Get your automotive data ad-free: become a premium member today!
2018 Mazda 6 - Image: Mazda

2018 Mazda 6’s Optional Turbo Engine Is Just What The Doctor Ordered, But Probably Not What The Market Prescribed

2018 Mazda 6 - Image: Mazda

After the third-generation Mazda 6 lingered for four model years with nothing more than a solitary, naturally aspirated, 184-horsepower four-cylinder engine, a thorough revamp for the 2018 model year will finally deliver an optional, high power engine.

The lively 2.5-liter turbocharged engine (250 horsepower, 310 lb-ft of torque) encountered already as the standard engine in the much heavier second-generation Mazda CX-9 will now be an optional powerplant in the late-arriving 2018 Mazda 6.

Critiques of the 2014-2017 Mazda 6 often featured complaints about the lack of upgradable power. It wasn’t just the lack of outright umph, it was the way in which the 6’s sufficiently powered 2.5-liter engine so often required foot-to-the-floor action. Perhaps there was enough power, but you surely could never suggest there was a surplus.

2018 Mazda 6 2.5T CX-9 - Image: Mazda

The narrow product portfolio has done the Mazda 6 no favours in a market that was already moving away from midsize sedans in general. Ford, for example, enters 2018 with a six-engine lineup, including a hybrid, a plug-in hybrid, a turbocharged V6, a turbocharged 2.0-liter I-4, a turbocharged 1.5-liter I-4, and a naturally aspirated four-cylinder base engine. Toyota and Honda, which lead the midsize market with the Camry and Accord, both offer a trio of powerplants.

To become competitive, Mazda finally took seriously the advice of a thousand outside (and presumably inside) professionals and installed the turbo motor.

But will it do the Japanese upstart any good?

Mazda is in an unenviable position, having claimed less than 2 percent of America’s midsize market in 2017. But the 6’s lack of popularity during its third-gen tenure is only reason No.2 on the list of reasons an optional engine won’t do any good. (No.1? Midsize car demand is shrinking too rapidly for any meaningful change to do any good.)

There is, however, another factor to consider.

2018 Mazda 6 Signature Interior - Image: Mazda

Upgrade engines account for the small (but vocal) minority in the midsize segment. Based on inventory figures from Cars.com, only 14 percent of the new Accords sold in America are equipped with the optional 2.0T, rather than 1.5T engine; only 9 percent of Toyota Camry buyers choose the V6. At Volkswagen, where the Passat generated nearly twice as much volume as the Mazda 6 in 2017 – the Camry and Accord each outsold the 6 by 10-to-1 – the V6 engine accounts for less than 1 percent of existing stock.

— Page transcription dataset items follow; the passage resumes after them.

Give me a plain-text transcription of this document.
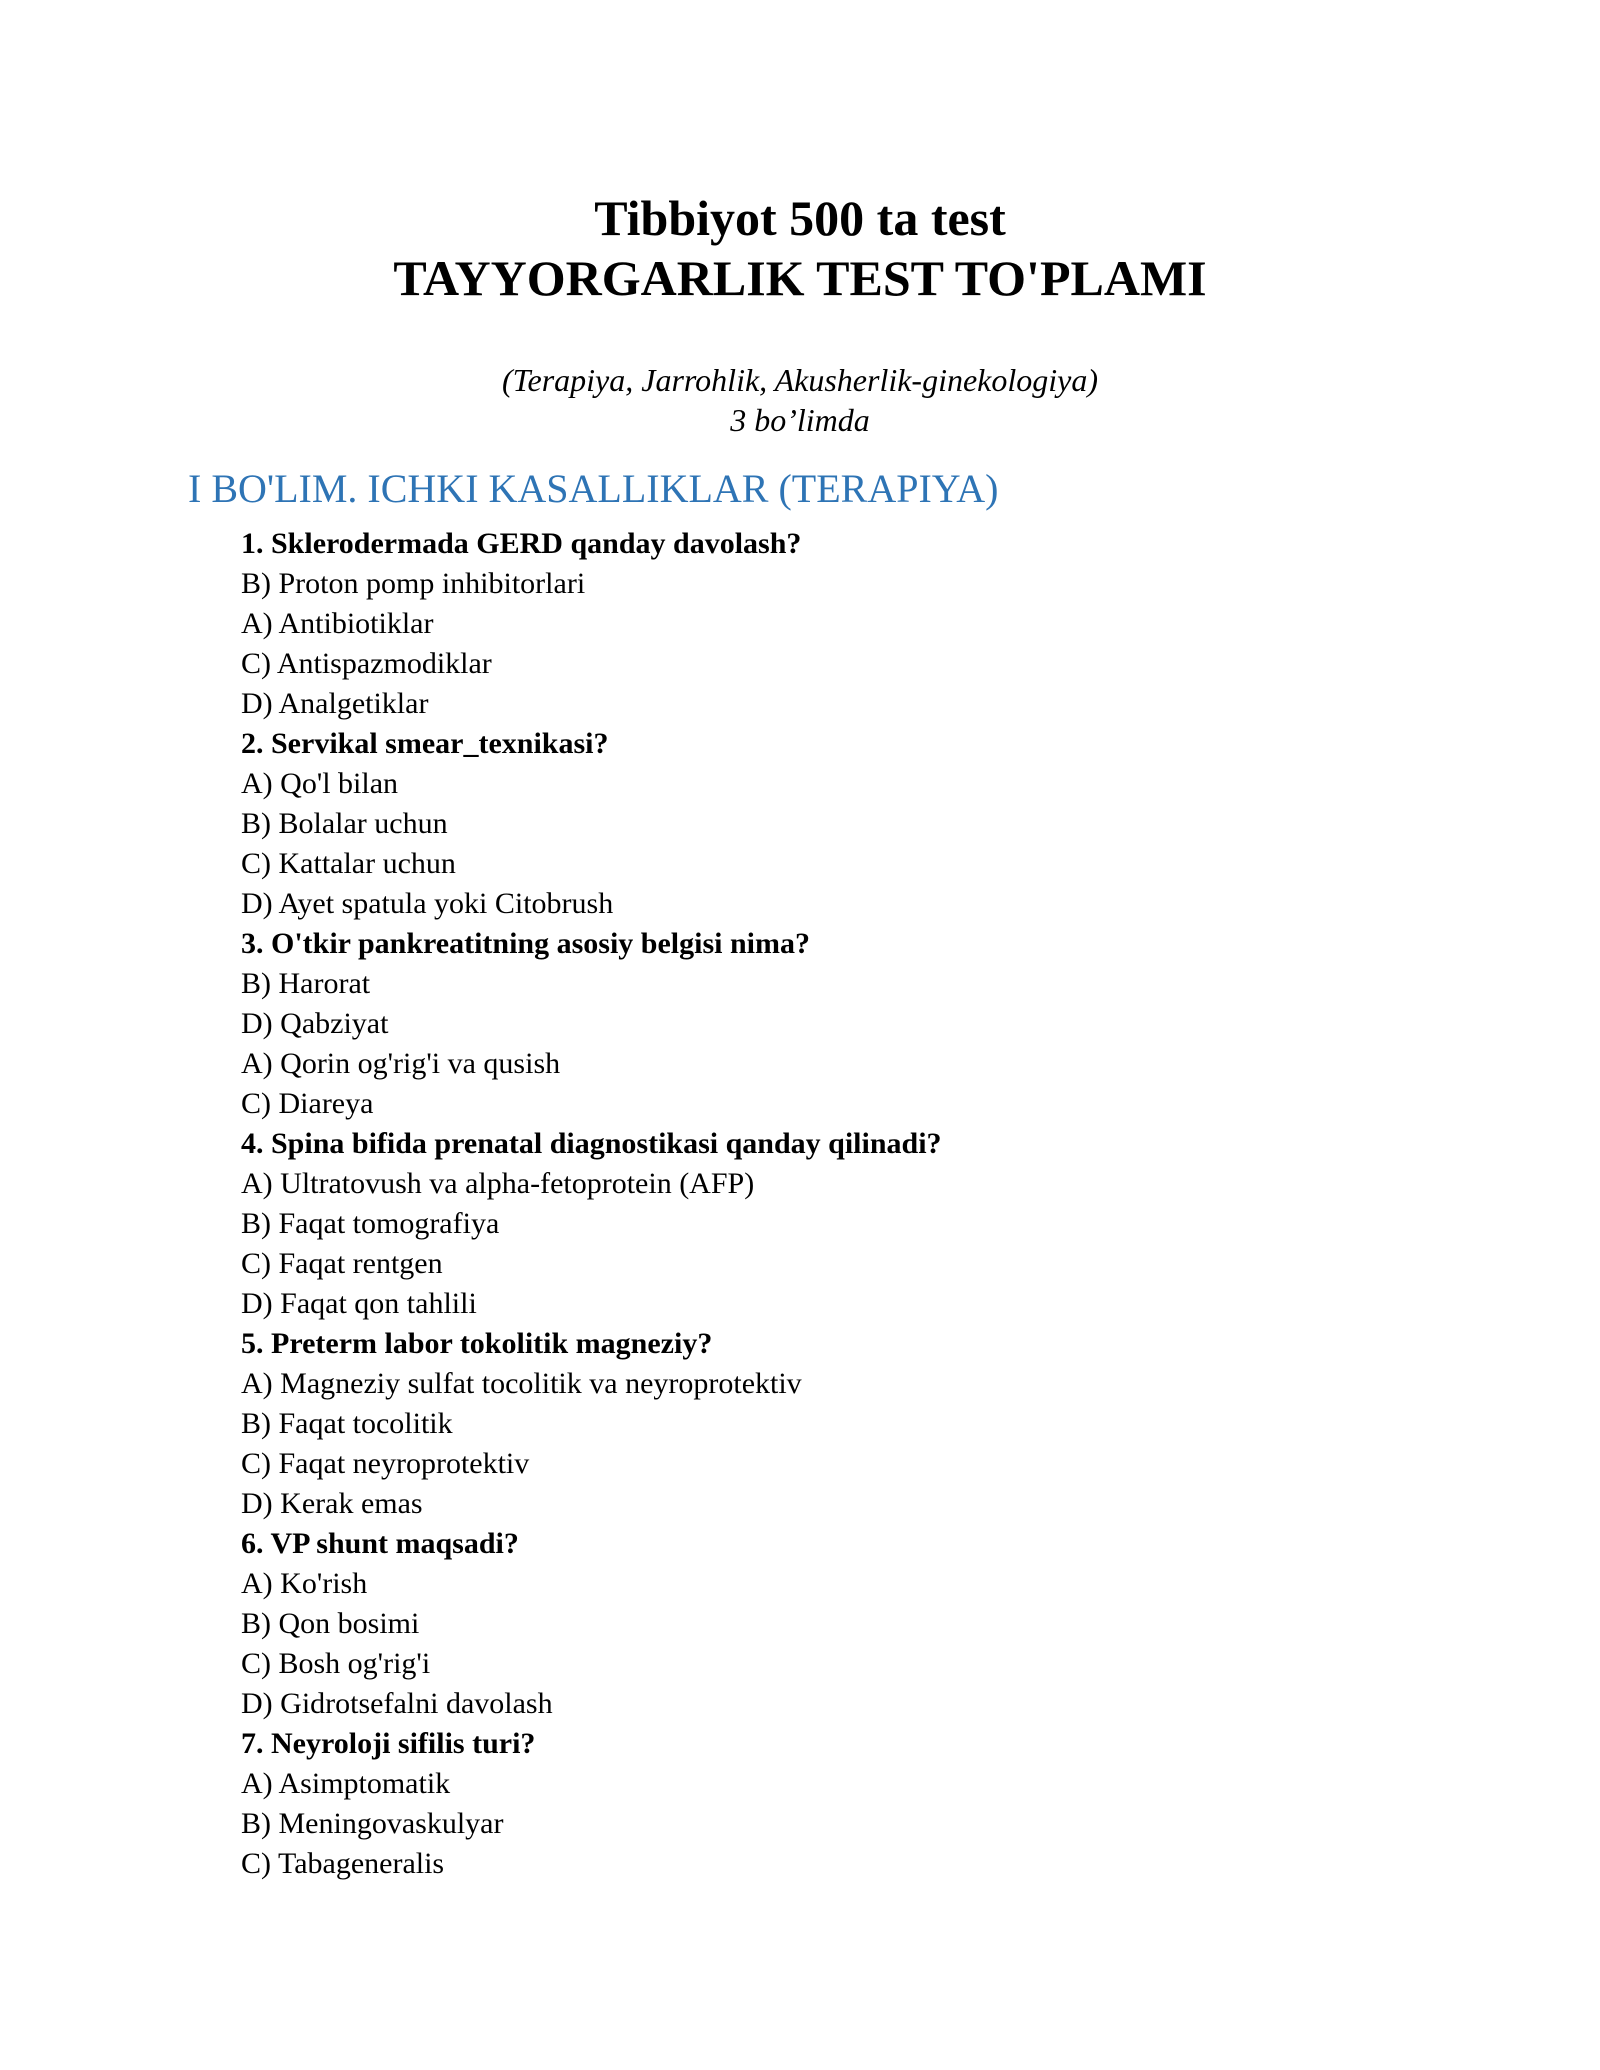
Tibbiyot 500 ta test
TAYYORGARLIK TEST TO'PLAMI
(Terapiya, Jarrohlik, Akusherlik-ginekologiya)
3 bo’limda
I BO'LIM. ICHKI KASALLIKLAR (TERAPIYA)
1. Sklerodermada GERD qanday davolash?
B) Proton pomp inhibitorlari
A) Antibiotiklar
C) Antispazmodiklar
D) Analgetiklar
2. Servikal smear_texnikasi?
A) Qo'l bilan
B) Bolalar uchun
C) Kattalar uchun
D) Ayet spatula yoki Citobrush
3. O'tkir pankreatitning asosiy belgisi nima?
B) Harorat
D) Qabziyat
A) Qorin og'rig'i va qusish
C) Diareya
4. Spina bifida prenatal diagnostikasi qanday qilinadi?
A) Ultratovush va alpha-fetoprotein (AFP)
B) Faqat tomografiya
C) Faqat rentgen
D) Faqat qon tahlili
5. Preterm labor tokolitik magneziy?
A) Magneziy sulfat tocolitik va neyroprotektiv
B) Faqat tocolitik
C) Faqat neyroprotektiv
D) Kerak emas
6. VP shunt maqsadi?
A) Ko'rish
B) Qon bosimi
C) Bosh og'rig'i
D) Gidrotsefalni davolash
7. Neyroloji sifilis turi?
A) Asimptomatik
B) Meningovaskulyar
C) Tabageneralis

Due to the 6’s especially low-volume nature – it was essentially a niche model within the segment when sales rose to a nine-year high of 57,897 units in 2015, two years before sales plunged 42 percent – even a far more significant contribution from the optional 2.5T engine will still result in only a relative handful of sales. Forgetting the fact that the 2.5T will simply steal some of its sales from the existing Mazda 6 engine, a 15-percent uptick due to the addition of the 2.5T would translate to around 400 extra sales per month.

Toyota sells nearly 1,100 Camrys per day.

Of course, we want the Mazda 6 2.5T to exist, especially since the fuel economy penalty is negligible. It turns a driver’s car into even more of a driver’s car. But from a marketplace perspective, the 6 will remain largely irrelevant. And when you see a 2018 Mazda 6 with the 2.5T, take a picture. You might not see another for months.